Files
Neon-Desk/rust/fiscal-xbrl-core/OPERATING_STATEMENT_PARSER_SPEC.md

4.2 KiB

Operating Statement Parser Spec

Purpose

This document defines the backend-only parsing rules for operating statement hydration in fiscal-xbrl-core.

This pass is intentionally limited to Rust parser behavior. It must not change frontend files, frontend rendering logic, or API response shapes.

Hydration Order

  1. Generic compact surface mapping builds initial surface_rows, detail_rows, and unmapped residuals.
  2. Universal income parsing rewrites the income statement into canonical operating-statement rows.
  3. Canonical income parsing is authoritative for income provenance and must prune any consumed residual rows from detail_rows["income"]["unmapped"].

Canonical Precedence Rule

For income rows, canonical universal mappings take precedence over generic residual classification.

If an income concept is consumed by a canonical operating-statement row, it must not remain in unmapped.

Alias Flattening Rule

Multiple source aliases for the same canonical operating-statement concept must flatten into a single canonical surface row.

Examples:

  • us-gaap:OtherOperatingExpense
  • us-gaap:OtherOperatingExpenses
  • us-gaap:OtherCostAndExpenseOperating

These may differ by filer or period, but they still represent one canonical row such as other_operating_expense.

Per-Period Resolution Rule

Direct canonical matching is resolved per period, not by selecting one global winner for all periods.

For each canonical income row:

  1. Collect all direct statement-row matches.
  2. For each period, keep only candidates with a value in that period.
  3. Choose the best candidate for that period using existing ranking rules.
  4. Build one canonical row whose values and resolved_source_row_keys are assembled period-by-period.

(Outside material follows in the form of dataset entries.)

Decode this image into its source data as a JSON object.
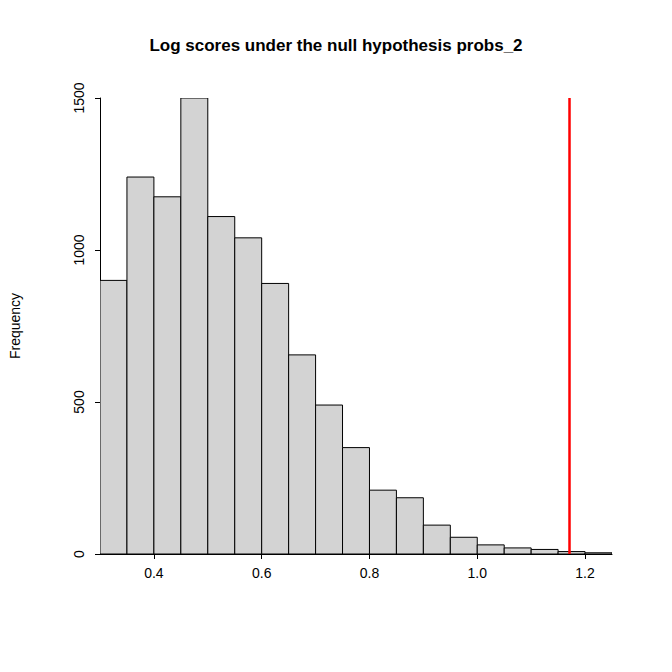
{
  "chart_data": {
    "type": "histogram",
    "title": "Log scores under the null hypothesis probs_2",
    "y_label": "Frequency",
    "bins": [
      0.3,
      0.35,
      0.4,
      0.45,
      0.5,
      0.55,
      0.6,
      0.65,
      0.7,
      0.75,
      0.8,
      0.85,
      0.9,
      0.95,
      1.0,
      1.05,
      1.1,
      1.15,
      1.2,
      1.25
    ],
    "values": [
      900,
      1240,
      1175,
      1500,
      1110,
      1040,
      890,
      655,
      490,
      350,
      210,
      185,
      95,
      55,
      30,
      20,
      15,
      8,
      4
    ],
    "color": "#d3d3d3",
    "xlim": [
      0.3,
      1.25
    ],
    "xticks": [
      0.4,
      0.6,
      0.8,
      {
        "value": 1,
        "label": "1.0"
      },
      1.2
    ],
    "ylim": [
      0,
      1500
    ],
    "yticks": [
      0,
      500,
      1000,
      1500
    ],
    "grid": false,
    "reference_line": {
      "x": 1.167,
      "color": "#ff0000"
    }
  }
}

The canonical row's provenance is the union of all consumed aliases, even if a different alias wins in different periods.

Residual Pruning Rule

After canonical income rows are resolved:

  • collect all consumed source row keys
  • collect all consumed concept keys
  • remove any residual income detail row from unmapped if either identifier matches

unmapped is a strict remainder set after income canonicalization.

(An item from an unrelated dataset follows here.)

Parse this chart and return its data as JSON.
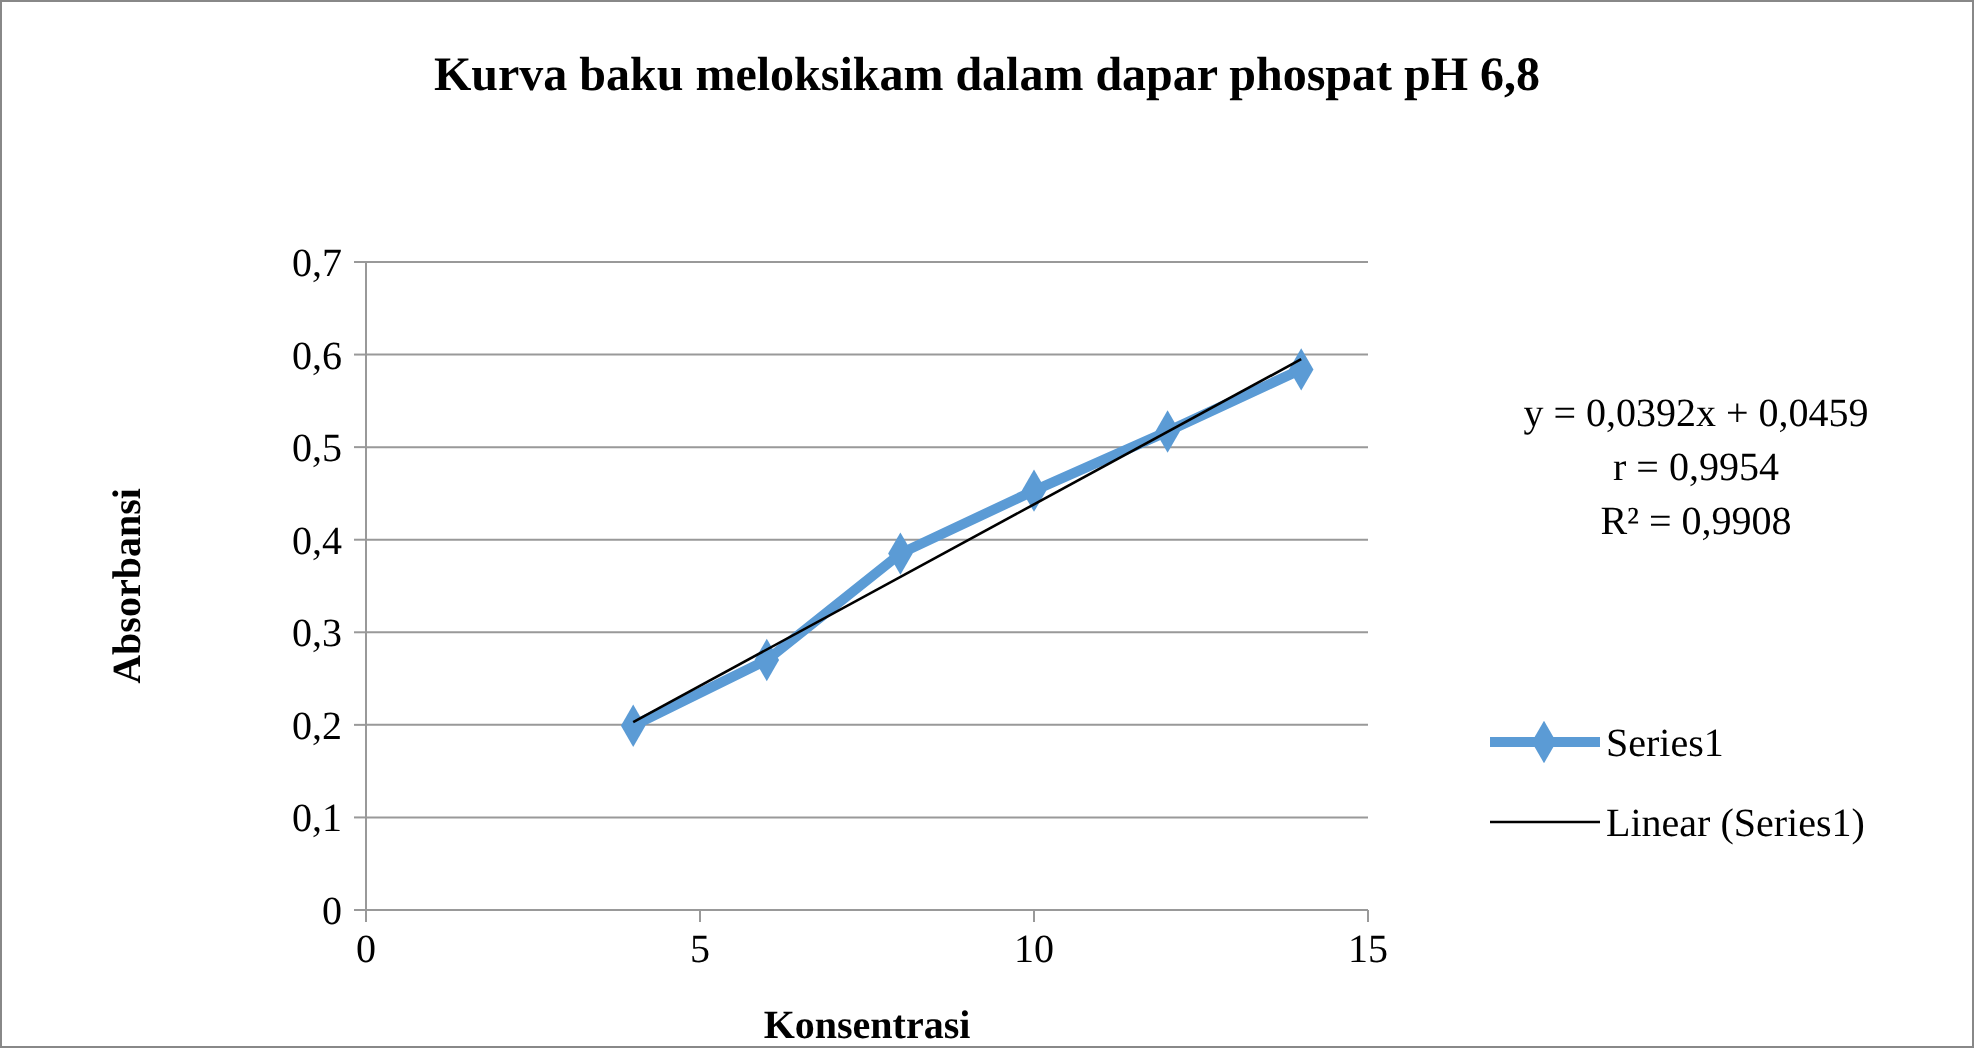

Synonym vs Aggregate Child Rule

Two cases must remain distinct:

Synonym aliases

Different concept names representing the same canonical meaning.

Behavior:

  • flatten into one canonical surface row
  • do not emit as detail rows
  • do not leave in unmapped

Aggregate child components

Rows that are true components of a higher-level canonical row, such as:

  • SalesAndMarketingExpense
  • GeneralAndAdministrativeExpense used to derive selling_general_and_administrative

Behavior:

  • may appear as detail rows under the canonical parent
  • must not also remain in unmapped once consumed by that canonical parent

Required Invariants

For income parsing, a consumed source may appear in exactly one of these places:

  • canonical surface provenance
  • canonical detail provenance
  • unmapped

It must never appear in more than one place at the same time.

Additional invariants:

  • canonical surface rows are unique by canonical key
  • aliases are flattened into one canonical row
  • resolved_source_row_keys are period-specific
  • normalization counts reflect the post-pruning state

Performance Constraints

  • Use HashSet membership for consumed-source pruning.
  • Build candidate collections once per canonical definition.
  • Avoid UI-side dedupe or post-processing.
  • Keep the parser close to linear in candidate volume per definition.

Test Matrix

The parser must cover:

  • direct alias dedupe for other_operating_expense
  • period-sparse alias merge into a single canonical row
  • pruning of canonically consumed aliases from income.unmapped
  • preservation of truly unrelated residual rows
  • pruning of formula-consumed component rows from income.unmapped

Learnings For Other Statements

The same backend rules should later be applied to balance sheet and cash flow:

  • canonical mapping must outrank residual classification
  • alias resolution should be per-period
  • consumed sources must be removed from unmapped
  • synonym aliases and aggregate child components must be treated differently

When balance sheet and cash flow are upgraded, they should adopt these invariants without changing frontend response shapes.